Baltimore, Maryland – Tonia Patrice Lawson, age 43, of Middle River, Maryland, pleaded guilty today to a conspiracy to obtain fraudulent tax refunds.
The guilty plea was announced by United States Attorney for the District of Maryland Rod J. Rosenstein, Special Agent in Charge Thomas J. Kelly of the Internal Revenue Service - Criminal Investigation, Washington, D.C. Field Office; and Special Agent in Charge Kathryn Jones, U.S. Department of Transportation, Office of Inspector General, Washington Regional Office.
“Return preparer fraud is a priority for IRS Criminal Investigation and we are committed to working with our law enforcement partners to investigate and prosecute cases just like these,” said Thomas J. Kelly, Special Agent in Charge, IRS Criminal Investigation, Washington DC Field Office. “Today's plea hearing is a reminder that individuals, like Ms. Lawson, who conspire to prepare fraudulent tax returns, will be brought to justice.”
According to Lawson’s plea agreement, from February 2010 through April 2013, Lawson, who was unemployed, conspired with others to prepare fraudulent tax returns. Specifically, Lawson and others recruited individuals who ordinarily did not meet the threshold to file income tax returns, because they had little or no earned income, and convinced these individuals that they could obtain a substantial refund and therefore should file a federal individual income tax return. Lawson and her co-conspirators used a variety of methods to recruit these individuals, including paying referral fee to those who brought recruits to them. Lawson would collect the recruits’ personal information and provide it to the conspirator who would prepare the fraudulent return. The recruits did not provide any income information. Once the refund from the fraudulent tax return was received, Lawson and the conspirators took a portion of the refund and paid the recruit a smaller amount. The conspirators misled the recruits by telling them that the refunds they had received were smaller than the refund amounts listed on the fraudulent tax returns. At least 15 fraudulently obtained tax refunds were deposited directly into accounts controlled by Lawson, who then wrote checks to the recruits to pay them for their portion of the refund.

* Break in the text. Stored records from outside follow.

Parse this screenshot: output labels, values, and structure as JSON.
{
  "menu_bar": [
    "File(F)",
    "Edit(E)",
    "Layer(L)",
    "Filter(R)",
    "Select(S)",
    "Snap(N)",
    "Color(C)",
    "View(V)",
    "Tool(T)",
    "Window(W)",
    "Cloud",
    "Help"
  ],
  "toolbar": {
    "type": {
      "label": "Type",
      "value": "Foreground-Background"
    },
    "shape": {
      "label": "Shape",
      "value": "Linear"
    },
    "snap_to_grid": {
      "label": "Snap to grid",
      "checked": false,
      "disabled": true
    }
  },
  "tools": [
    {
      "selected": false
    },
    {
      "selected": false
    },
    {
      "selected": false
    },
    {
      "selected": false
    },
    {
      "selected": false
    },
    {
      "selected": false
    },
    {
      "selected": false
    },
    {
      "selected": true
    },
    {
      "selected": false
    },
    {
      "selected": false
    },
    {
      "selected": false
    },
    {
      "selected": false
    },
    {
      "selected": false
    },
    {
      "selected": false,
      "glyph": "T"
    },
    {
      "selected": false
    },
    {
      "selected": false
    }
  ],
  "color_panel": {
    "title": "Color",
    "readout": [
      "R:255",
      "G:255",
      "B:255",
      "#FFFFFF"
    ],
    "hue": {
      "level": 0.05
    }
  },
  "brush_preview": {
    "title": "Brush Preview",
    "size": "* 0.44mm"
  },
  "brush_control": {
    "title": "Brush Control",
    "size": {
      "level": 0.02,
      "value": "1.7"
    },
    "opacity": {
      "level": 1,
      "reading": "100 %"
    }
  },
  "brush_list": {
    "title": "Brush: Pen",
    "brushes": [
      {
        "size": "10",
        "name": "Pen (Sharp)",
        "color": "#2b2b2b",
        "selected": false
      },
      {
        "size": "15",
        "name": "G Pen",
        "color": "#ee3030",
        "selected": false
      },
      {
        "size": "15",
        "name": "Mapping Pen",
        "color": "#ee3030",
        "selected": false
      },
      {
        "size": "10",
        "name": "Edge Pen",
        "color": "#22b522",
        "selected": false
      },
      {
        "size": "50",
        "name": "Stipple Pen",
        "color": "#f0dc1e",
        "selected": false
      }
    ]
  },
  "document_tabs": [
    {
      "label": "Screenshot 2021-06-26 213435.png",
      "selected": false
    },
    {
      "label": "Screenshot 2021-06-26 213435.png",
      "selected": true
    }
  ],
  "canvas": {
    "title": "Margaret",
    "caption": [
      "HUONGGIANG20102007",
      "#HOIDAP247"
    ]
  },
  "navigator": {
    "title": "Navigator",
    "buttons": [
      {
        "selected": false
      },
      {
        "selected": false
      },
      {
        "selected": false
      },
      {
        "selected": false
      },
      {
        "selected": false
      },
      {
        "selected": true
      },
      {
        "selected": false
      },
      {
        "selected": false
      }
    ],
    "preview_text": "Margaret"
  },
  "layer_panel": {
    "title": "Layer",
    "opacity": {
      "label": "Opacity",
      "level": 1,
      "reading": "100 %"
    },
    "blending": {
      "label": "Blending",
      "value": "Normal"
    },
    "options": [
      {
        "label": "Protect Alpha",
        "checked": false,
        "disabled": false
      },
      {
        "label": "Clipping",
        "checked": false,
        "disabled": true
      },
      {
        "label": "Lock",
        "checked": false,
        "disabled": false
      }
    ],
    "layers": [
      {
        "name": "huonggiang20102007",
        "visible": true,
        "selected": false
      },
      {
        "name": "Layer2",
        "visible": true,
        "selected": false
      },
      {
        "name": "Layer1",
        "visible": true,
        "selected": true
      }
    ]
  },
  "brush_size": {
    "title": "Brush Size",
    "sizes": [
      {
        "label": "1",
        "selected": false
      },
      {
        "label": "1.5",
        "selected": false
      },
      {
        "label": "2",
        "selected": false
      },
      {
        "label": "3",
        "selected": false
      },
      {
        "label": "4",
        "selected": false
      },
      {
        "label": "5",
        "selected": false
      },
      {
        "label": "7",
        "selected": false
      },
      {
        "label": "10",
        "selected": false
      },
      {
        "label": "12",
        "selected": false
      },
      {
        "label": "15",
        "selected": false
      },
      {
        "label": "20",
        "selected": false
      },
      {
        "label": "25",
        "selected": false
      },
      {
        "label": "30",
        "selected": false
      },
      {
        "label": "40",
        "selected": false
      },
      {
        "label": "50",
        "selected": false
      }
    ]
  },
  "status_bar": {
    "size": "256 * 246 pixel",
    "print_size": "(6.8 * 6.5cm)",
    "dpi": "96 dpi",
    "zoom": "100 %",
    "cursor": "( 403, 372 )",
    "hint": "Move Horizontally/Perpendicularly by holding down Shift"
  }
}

Over the course of the scheme, Lawson conspired in the filing of 84 fraudulent tax returns with a resulting loss to the government of $546,785.
Lawson faces a maximum sentence of 10 years in prison and a fine of $250,000 or twice the gross gain or loss caused by the offense, whichever is greater. U.S. District Judge Richard D. Bennett scheduled her sentencing for March 27, 2014 at 4:00 p.m.
Today’s announcement is part of efforts underway by President Obama’s Financial Fraud Enforcement Task Force (FFETF) which was created in November 2009 to wage an aggressive, coordinated and proactive effort to investigate and prosecute financial crimes. With more than 20 federal agencies, 94 U.S. attorneys’ offices and state and local partners, it’s the broadest coalition of law enforcement, investigatory and regulatory agencies ever assembled to combat fraud. Since its formation, the task force has made great strides in facilitating increased investigation and prosecution of financial crimes; enhancing coordination and cooperation among federal, state and local authorities; addressing discrimination in the lending and financial markets and conducting outreach to the public, victims, financial institutions and other organizations. Over the past three fiscal years, the Justice Department has filed more than 10,000 financial fraud cases against nearly 15,000 defendants including more than 2,700 mortgage fraud defendants. For more information on the task force, visit www.stopfraud.gov.
United States Attorney Rod J. Rosenstein praised IRS Criminal Investigation and DOT-OIG for their work in the investigation. Mr. Rosenstein thanked Assistant United States Attorney Gregory R. Bockin, who is prosecuting the case.